The result showed that 117 genes were shared in both the S_CK vs S_T group and the S_CK vs R_CK group, while the other 2087 DEGs were only observed in the S_CK vs R_CK group (Fig. 5a). We hypothesize that the shared genes in the S_CK vs S_T group might be the induced defensive genes, while the other 2087 DEGs might be the constitutive defensive genes to thrips in Caoyuan No.4. A heat map generated using the 117 shared DEGs was divided into 6 clusters (Fig. 5b, Table S4). For cluster 1, all the 27 DEGs in both S_CK and S_T were upregulated, while the genes of R_CK and R_T were downregulated. These genes were mainly enriched in stilbenoid, diarylheptanoid and gingerol biosynthesis. Cluster 2 contained 22 DEGs upregulated in S_CK, and related to purine metabolism, ubiquitin mediated proteolysis, and amino sugar and nucleotide sugar metabolism. Genes in cluster 3 mainly enriched in tyrosine metabolism, linoleic acid metabolism and alpha-linolenic acid metabolism, and showed lower expression in the S_CK group compared to other groups. For cluster 4, 19 genes were upregulated in the resistant cultivar (R_CK and R_T), but downregulated in the susceptible cultivar (S_CK and S_T). These genes were closely related to cutin, suberine and wax biosynthesis, sesquiterpenoid and triterpenoid biosynthesis, and steroid biosynthesis pathways. Genes in cluster 5 showed the opposite expression patterns to cluster 4. Specifically, 20 DEGs were upregulated in Caoyuan No.2 (S_CK and S_T), but downregulated in the Caoyuan No.4 cultivar (R_CK and R_T). These genes encoded cysteine-rich receptor-like protein kinase (4 genes), rust resistance kinase and WRKY transcription factor. Cluster 6 contained 6 DEGs that were upregulated in the resistant cultivar (R_CK and R_T), encoding nodule lectin. However, most DEGs were unnamed, and had an uncertain function in the heat map, which needs further study to understand their functions (Fig. 5b, TableS4). The other 2087 constitutive defensive genes in Caoyuan No.4 were mainly enriched in energy metabolism (41 genes), carbohydrate metabolism (35 genes), replication and repair (125 genes), translation (35 genes), environmental adaption (22 genes), and lipid metabolism (16 genes) (Fig. 5c, Table S5).

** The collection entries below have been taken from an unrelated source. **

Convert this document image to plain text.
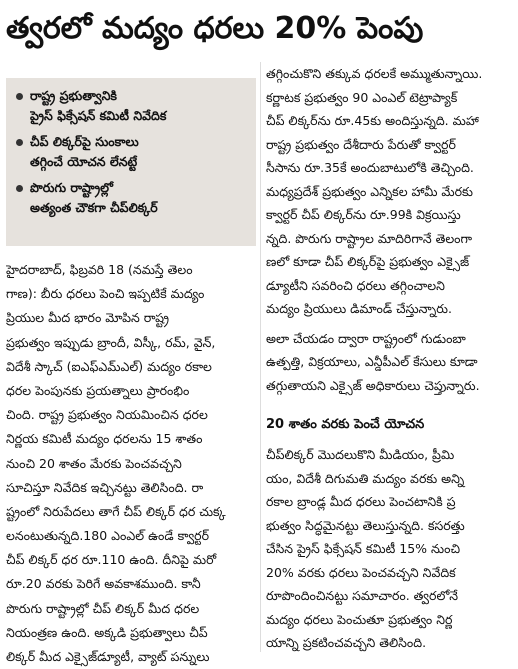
త్వరలో మద్యం ధరలు 20% పెంపు
రాష్ట్ర ప్రభుత్వానికి
ప్రైస్ ఫిక్సేషన్ కమిటీ నివేదిక
చీప్ లిక్కర్‌పై సుంకాలు
తగ్గించే యోచన లేనట్టే
పొరుగు రాష్ట్రాల్లో
అత్యంత చౌకగా చీప్‌లిక్కర్
హైదరాబాద్, ఫిబ్రవరి 18 (నమస్తే తెలం
గాణ): బీరు ధరలు పెంచి ఇప్పటికే మద్యం
ప్రియుల మీద భారం మోపిన రాష్ట్ర
ప్రభుత్వం ఇప్పుడు బ్రాందీ, విస్కీ, రమ్, వైన్,
విదేశీ స్కాచ్ (ఐఎఫ్‌ఎమ్‌ఎల్) మద్యం రకాల
ధరల పెంపునకు ప్రయత్నాలు ప్రారంభిం
చింది. రాష్ట్ర ప్రభుత్వం నియమించిన ధరల
నిర్ణయ కమిటీ మద్యం ధరలను 15 శాతం
నుంచి 20 శాతం మేరకు పెంచవచ్చని
సూచిస్తూ నివేదిక ఇచ్చినట్టు తెలిసింది. రా
ష్ట్రంలో నిరుపేదలు తాగే చీప్ లిక్కర్ ధర చుక్క
లనంటుతున్నది.180 ఎంఎల్ ఉండే క్వార్టర్
చీప్ లిక్కర్ ధర రూ.110 ఉంది. దీనిపై మరో
రూ.20 వరకు పెరిగే అవకాశముంది. కానీ
పొరుగు రాష్ట్రాల్లో చీప్ లిక్కర్ మీద ధరల
నియంత్రణ ఉంది. అక్కడి ప్రభుత్వాలు చీప్
లిక్కర్ మీద ఎక్సైజ్‌డ్యూటీ, వ్యాట్ పన్నులు
తగ్గించుకొని తక్కువ ధరలకే అమ్ముతున్నాయి.
కర్ణాటక ప్రభుత్వం 90 ఎంఎల్ టెట్రాప్యాక్
చీప్ లిక్కర్‌ను రూ.45కు అందిస్తున్నది. మహా
రాష్ట్ర ప్రభుత్వం దేశీదారు పేరుతో క్వార్టర్
సీసాను రూ.35కే అందుబాటులోకి తెచ్చింది.
మధ్యప్రదేశ్ ప్రభుత్వం ఎన్నికల హామీ మేరకు
క్వార్టర్ చీప్ లిక్కర్‌ను రూ.99కి విక్రయిస్తు
న్నది. పొరుగు రాష్ట్రాల మాదిరిగానే తెలంగా
ణలో కూడా చీప్ లిక్కర్‌పై ప్రభుత్వం ఎక్సైజ్
డ్యూటీని సవరించి ధరలు తగ్గించాలని
మద్యం ప్రియులు డిమాండ్ చేస్తున్నారు.
అలా చేయడం ద్వారా రాష్ట్రంలో గుడుంబా
ఉత్పత్తి, విక్రయాలు, ఎన్డీపీఎల్ కేసులు కూడా
తగ్గుతాయని ఎక్సైజ్ అధికారులు చెప్తున్నారు.
20 శాతం వరకు పెంచే యోచన
చీప్‌లిక్కర్ మొదలుకొని మీడియం, ప్రీమి
యం, విదేశీ దిగుమతి మద్యం వరకు అన్ని
రకాల బ్రాండ్ల మీద ధరలు పెంచటానికి ప్ర
భుత్వం సిద్ధమైనట్టు తెలుస్తున్నది. కసరత్తు
చేసిన ప్రైస్ ఫిక్సేషన్ కమిటీ 15% నుంచి
20% వరకు ధరలు పెంచవచ్చని నివేదిక
రూపొందించినట్టు సమాచారం. త్వరలోనే
మద్యం ధరలు పెంచుతూ ప్రభుత్వం నిర్ణ
యాన్ని ప్రకటించవచ్చని తెలిసింది.
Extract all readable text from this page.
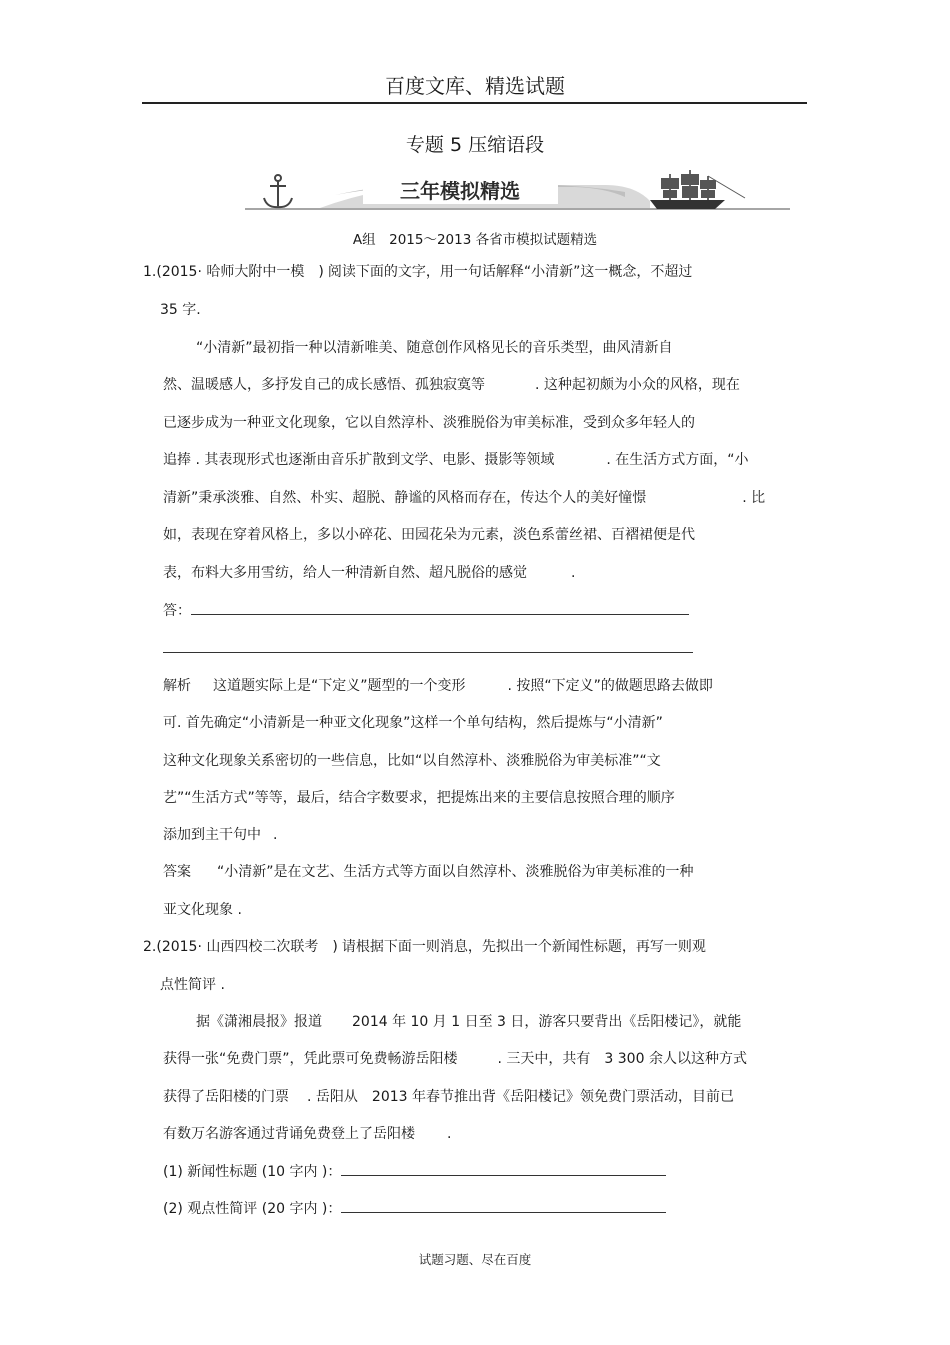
百度文库、精选试题
专题 5 压缩语段
三年模拟精选
A组　2015～2013 各省市模拟试题精选
1.(2015· 哈师大附中一模 ) 阅读下面的文字，用一句话解释“小清新”这一概念，不超过
35 字.
“小清新”最初指一种以清新唯美、随意创作风格见长的音乐类型，曲风清新自
然、温暖感人，多抒发自己的成长感悟、孤独寂寞等	. 这种起初颇为小众的风格，现在
已逐步成为一种亚文化现象，它以自然淳朴、淡雅脱俗为审美标准，受到众多年轻人的
追捧 . 其表现形式也逐渐由音乐扩散到文学、电影、摄影等领域	. 在生活方式方面，“小
清新”秉承淡雅、自然、朴实、超脱、静谧的风格而存在，传达个人的美好憧憬	. 比
如，表现在穿着风格上，多以小碎花、田园花朵为元素，淡色系蕾丝裙、百褶裙便是代
表，布料大多用雪纺，给人一种清新自然、超凡脱俗的感觉	.
答：
解析 这道题实际上是“下定义”题型的一个变形	. 按照“下定义”的做题思路去做即
可. 首先确定“小清新是一种亚文化现象”这样一个单句结构，然后提炼与“小清新”
这种文化现象关系密切的一些信息，比如“以自然淳朴、淡雅脱俗为审美标准”“文
艺”“生活方式”等等，最后，结合字数要求，把提炼出来的主要信息按照合理的顺序
添加到主干句中 .
答案 “小清新”是在文艺、生活方式等方面以自然淳朴、淡雅脱俗为审美标准的一种
亚文化现象 .
2.(2015· 山西四校二次联考 ) 请根据下面一则消息，先拟出一个新闻性标题，再写一则观
点性简评 .
据《潇湘晨报》报道 2014 年 10 月 1 日至 3 日，游客只要背出《岳阳楼记》，就能
获得一张“免费门票”，凭此票可免费畅游岳阳楼	. 三天中，共有 3 300 余人以这种方式
获得了岳阳楼的门票 . 岳阳从 2013 年春节推出背《岳阳楼记》领免费门票活动，目前已
有数万名游客通过背诵免费登上了岳阳楼 .
(1) 新闻性标题 (10 字内 )：
(2) 观点性简评 (20 字内 )：
试题习题、尽在百度
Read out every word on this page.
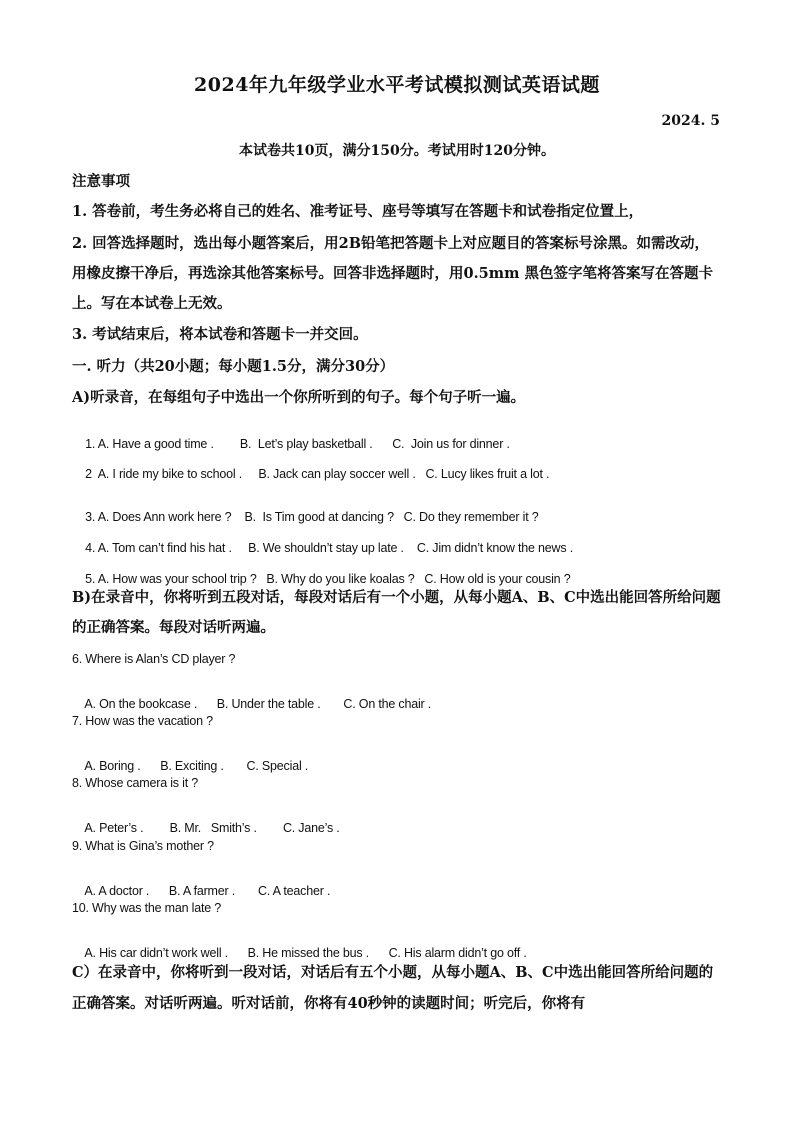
2024年九年级学业水平考试模拟测试英语试题
2024. 5
本试卷共10页，满分150分。考试用时120分钟。
注意事项
1. 答卷前，考生务必将自己的姓名、准考证号、座号等填写在答题卡和试卷指定位置上，
2. 回答选择题时，选出每小题答案后，用2B铅笔把答题卡上对应题目的答案标号涂黑。如需改动，用橡皮擦干净后，再选涂其他答案标号。回答非选择题时，用0.5mm 黑色签字笔将答案写在答题卡上。写在本试卷上无效。
3. 考试结束后，将本试卷和答题卡一并交回。
一. 听力（共20小题；每小题1.5分，满分30分）
A)听录音，在每组句子中选出一个你所听到的句子。每个句子听一遍。

1. A. Have a good time . B.  Let’s play basketball . C.  Join us for dinner .

2 A. I ride my bike to school . B. Jack can play soccer well . C. Lucy likes fruit a lot .

3. A. Does Ann work here ? B.  Is Tim good at dancing ? C. Do they remember it ?

4. A. Tom can’t find his hat . B. We shouldn’t stay up late . C. Jim didn’t know the news .

5. A. How was your school trip ? B. Why do you like koalas ? C. How old is your cousin ?

B)在录音中，你将听到五段对话，每段对话后有一个小题，从每小题A、B、C中选出能回答所给问题的正确答案。每段对话听两遍。
6. Where is Alan’s CD player ?

A. On the bookcase . B. Under the table . C. On the chair .

7. How was the vacation ?

A. Boring . B. Exciting . C. Special .

8. Whose camera is it ?

A. Peter’s . B. Mr.   Smith’s . C. Jane’s .

9. What is Gina’s mother ?

A. A doctor . B. A farmer . C. A teacher .

10. Why was the man late ?

A. His car didn’t work well . B. He missed the bus . C. His alarm didn’t go off .

C）在录音中，你将听到一段对话，对话后有五个小题，从每小题A、B、C中选出能回答所给问题的正确答案。对话听两遍。听对话前，你将有40秒钟的读题时间；听完后，你将有
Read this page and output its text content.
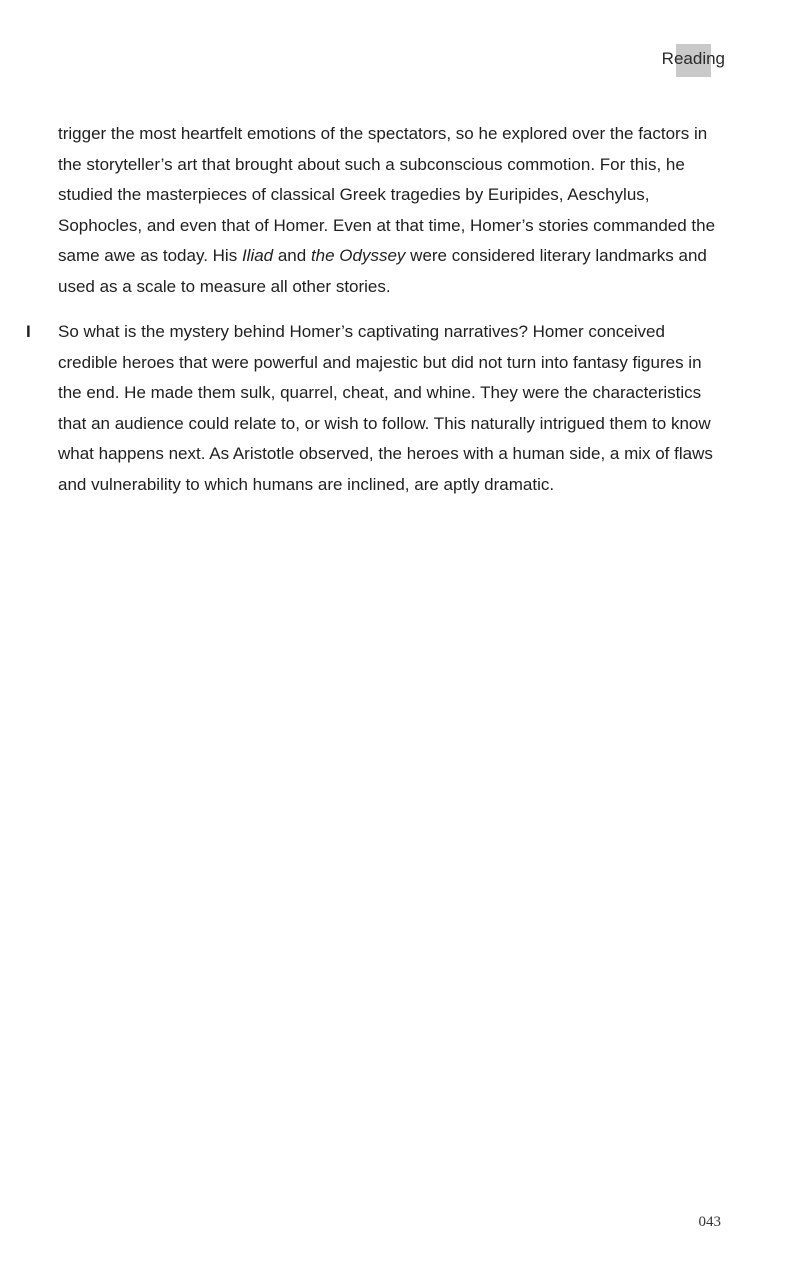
Reading

trigger the most heartfelt emotions of the spectators, so he explored over the factors in the storyteller’s art that brought about such a subconscious commotion. For this, he studied the masterpieces of classical Greek tragedies by Euripides, Aeschylus, Sophocles, and even that of Homer. Even at that time, Homer’s stories commanded the same awe as today. His Iliad and the Odyssey were considered literary landmarks and used as a scale to measure all other stories.

I So what is the mystery behind Homer’s captivating narratives? Homer conceived credible heroes that were powerful and majestic but did not turn into fantasy figures in the end. He made them sulk, quarrel, cheat, and whine. They were the characteristics that an audience could relate to, or wish to follow. This naturally intrigued them to know what happens next. As Aristotle observed, the heroes with a human side, a mix of flaws and vulnerability to which humans are inclined, are aptly dramatic.

043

3. qRT-PCR validation of differential expression genes (DEGs)
To confirm the reproducibility and accuracy of different gene expression identified through the RNA-Seq, 11 genes related to MAPK signaling pathway-plant (PNY01608.1, Fig. 6a), defense response (CAO02958.1, Fig. 6b), xyloglucan metabolic process (XP_003625695.1, Fig. 6c), cellulose biosynthetic process (XP_003595051.1, Fig. 6d), pectin biosynthetic process (XP_003595107.1, Fig. 6e), lipid biosynthetic process (XP_003626834.1, XP_003606194.2, Fig. 6f, g), plant-type secondary cell wall biogenesis (XP_003625615.2, Fig. 6h), lignin catabolic process (XP_013448882.1, Fig. 6i) and integral component of membrane (XP_012575371.1 and XP_003602504.1, Fig. 6j, k) were selected for qRT-PCR validation and analyzed to determine the TPM (RNA-Seq) value. The results showed that the expression patterns of the 11 selected genes except XP_003595051.1 obtained through qRT-PCR were all in accordance with the RNA-Seq value (Fig. 6).